Art. 1er. Les condamnés aux travaux forcés, actuellement détenus dans les bagnes, et qui seront envoyés à la Guiane française pour y subir leur peine, y seront employés aux travaux de la colonisation, de la culture, de l’exploitation des forêts et à tous les autres travaux d’utilité publique.
Art. 2. Ils ne pourront être enchaînés deux par deux ou assujettis à traîner le boulet, qu’à titre de punition disciplinaire ou par mesure de sûreté.
Art. 3. Les femmes condamnées aux travaux forcés pourront être conduites à la Guiane française et placées sur un établissement créé dans la colonie. Elles seront employées à des travaux en rapport avec leur âge et avec leur sexe.
Art. 4. Les condamnés des deux sexes qui auront subi deux années au moins de leur peine, tant en France que dans la colonie, et qui se seront rendus dignes d’indulgence par leur bonne conduite et par leur repentir, pourront obtenir : 1° l’autorisation de travailler, aux conditions déterminées par l’administration, soit pour les habitants de la colonie, soit pour les administrations locales ; 2° l’autorisation de contracter mariage ; 3° la concession d’un terrain et la faculté de le cultiver pour leur propre compte. Cette concession ne pourra devenir définitive qu’après dix années de possession. Un règlement déterminera : 1° les conditions sous lesquelles ces concessions pourront être faites, soit à titre provisoire, soit à titre définitif ; 2° l’étendue des droits des tiers, de l’époux survivant ou des héritiers du concessionnaire sur les terrains concédés.
Art. 5. La famille du condamné pourra être autorisée à le rejoindre dans la colonie et vivre avec lui, lorsqu’il aura été placé dans la condition prévue par l’art. 4.
Art. 6. Tout condamné dont la peine sera inférieure à huit années de travaux forcés sera tenu, à l’expiration de ce terme, de résider dans la colonie pendant un temps égal à la durée de sa condamnation. Si la peine est de huit années et au-delà, il sera tenu de résider à la Guiane française pendant toute sa vie. En cas de grâce, le libéré ne pourra être dispensé de l’obligation de la résidence que par une disposition spéciale des lettres de grâce. Toutefois, le libéré pourra quitter momentanément la colonie, en vertu d’une autorisation expresse du gouverneur, mais sans pouvoir être autorisé à se rendre en France.
Art. 7. Des concessions provisoires ou définitives de terrains pourront être faites aux individus qui, ayant subi leur peine, resteront dans la colonie, conformément à ce qui est prévu par l’art. 6.

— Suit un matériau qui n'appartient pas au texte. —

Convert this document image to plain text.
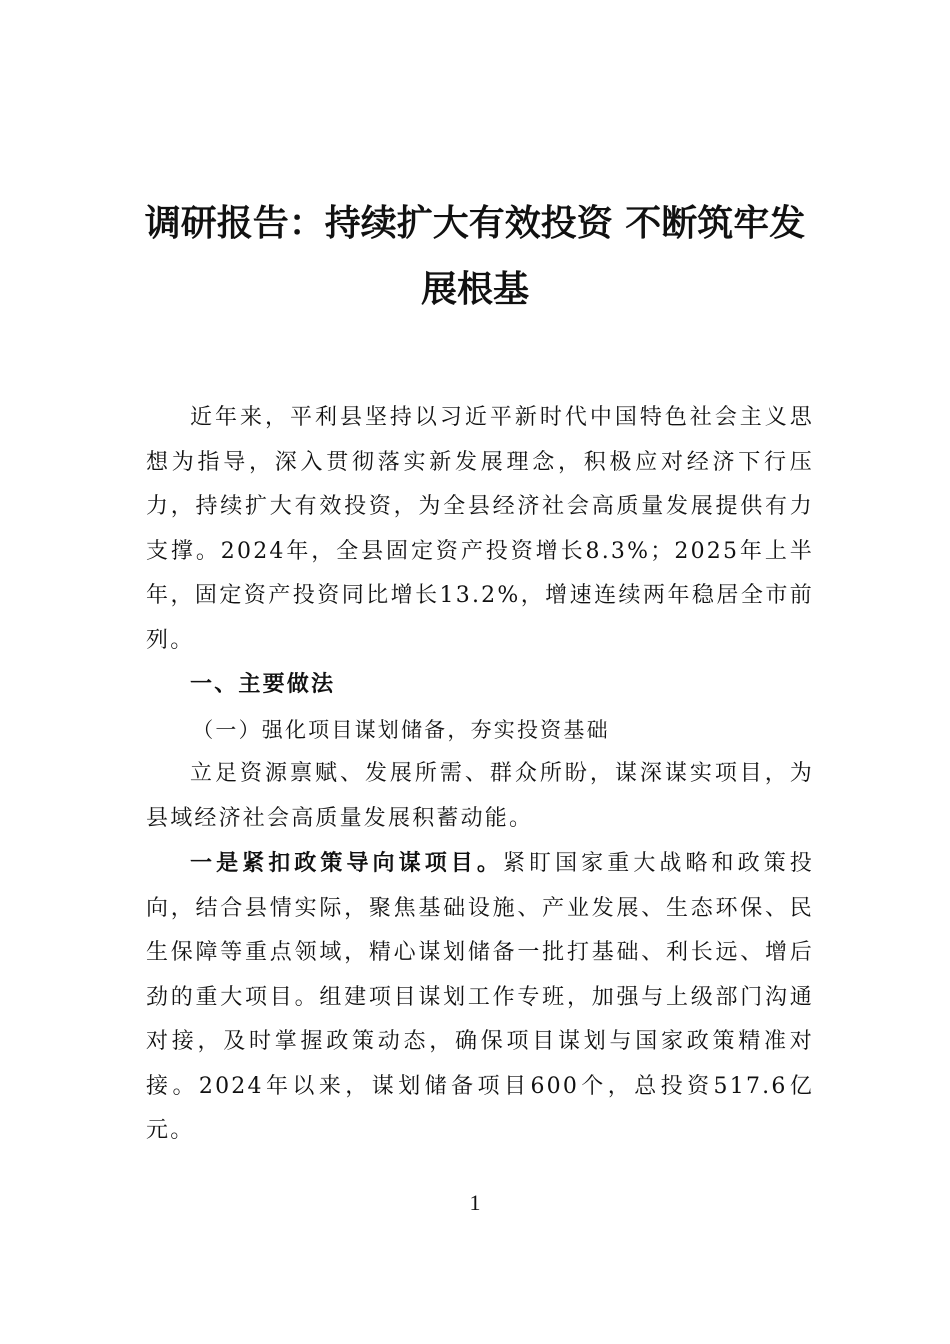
调研报告：持续扩大有效投资 不断筑牢发
展根基

近年来，平利县坚持以习近平新时代中国特色社会主义思想为指导，深入贯彻落实新发展理念，积极应对经济下行压力，持续扩大有效投资，为全县经济社会高质量发展提供有力支撑。2024年，全县固定资产投资增长8.3%；2025年上半年，固定资产投资同比增长13.2%，增速连续两年稳居全市前列。

一、主要做法

（一）强化项目谋划储备，夯实投资基础

立足资源禀赋、发展所需、群众所盼，谋深谋实项目，为县域经济社会高质量发展积蓄动能。

一是紧扣政策导向谋项目。紧盯国家重大战略和政策投向，结合县情实际，聚焦基础设施、产业发展、生态环保、民生保障等重点领域，精心谋划储备一批打基础、利长远、增后劲的重大项目。组建项目谋划工作专班，加强与上级部门沟通对接，及时掌握政策动态，确保项目谋划与国家政策精准对接。2024年以来，谋划储备项目600个，总投资517.6亿元。

1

Art. 8. Les condamnés libérés en France pourront obtenir d’être transportés à la Guiane, à la condition d’y être soumis au régime établi par les art. 3, 4, 5, 6 et 7 du présent décret, sans préjudice de l’application de l’art. 44 du Code pénal, relatif à la surveillance de la haute police.
Art. 9. Les condamnés pourront obtenir partiellement et intégralement l’exercice des droits civils dans la colonie. Ils pourront être autorisés à jouir ou à disposer de tout ou partie de leurs biens. Les actes faits par les condamnés dans la colonie jusqu’à leur libération ne pourront engager les biens qu’ils possédaient au jour de leur condamnation, ou ceux qui leur seront échus par succession, donation ou testament, à l’exception des biens dont la remise est autorisée.
Art. 10. Tout condamné à temps qui se sera rendu coupable d’évasion sera puni de deux à cinq ans de travaux forcés. Cette peine ne se confondra pas avec celle antérieurement prononcée. La peine, pour le condamné à perpétuité, sera l’application à la double chaîne pendant deux ans au moins et cinq ans au plus.
Art. 11. Tout libéré, astreint à résider à la Guiane, conformément à l’art. 6, et qui aura quitté la colonie sans autorisation sera renvoyé aux travaux forcés pendant une durée de un an à trois ans.
Art. 12. Les infractions prévues par les art. 10 et 11, et tous crimes et délits commis par des condamnés, seront jugés par le premier conseil de guerre de la colonie, faisant fonction de tribunal maritime spécial, et auquel seront adjoints deux officiers du commissariat de la marine.
Art. 13. Un arrêté du gouverneur déterminera, jusqu’à ce qu’il y soit pourvu par un décret, le régime disciplinaire des établissements qui seront créés à la Guiane, et en exécution des dispositions qui précèdent.
Art. 14. Le ministre de la marine et des colonies (M. Ducos) est chargé, etc.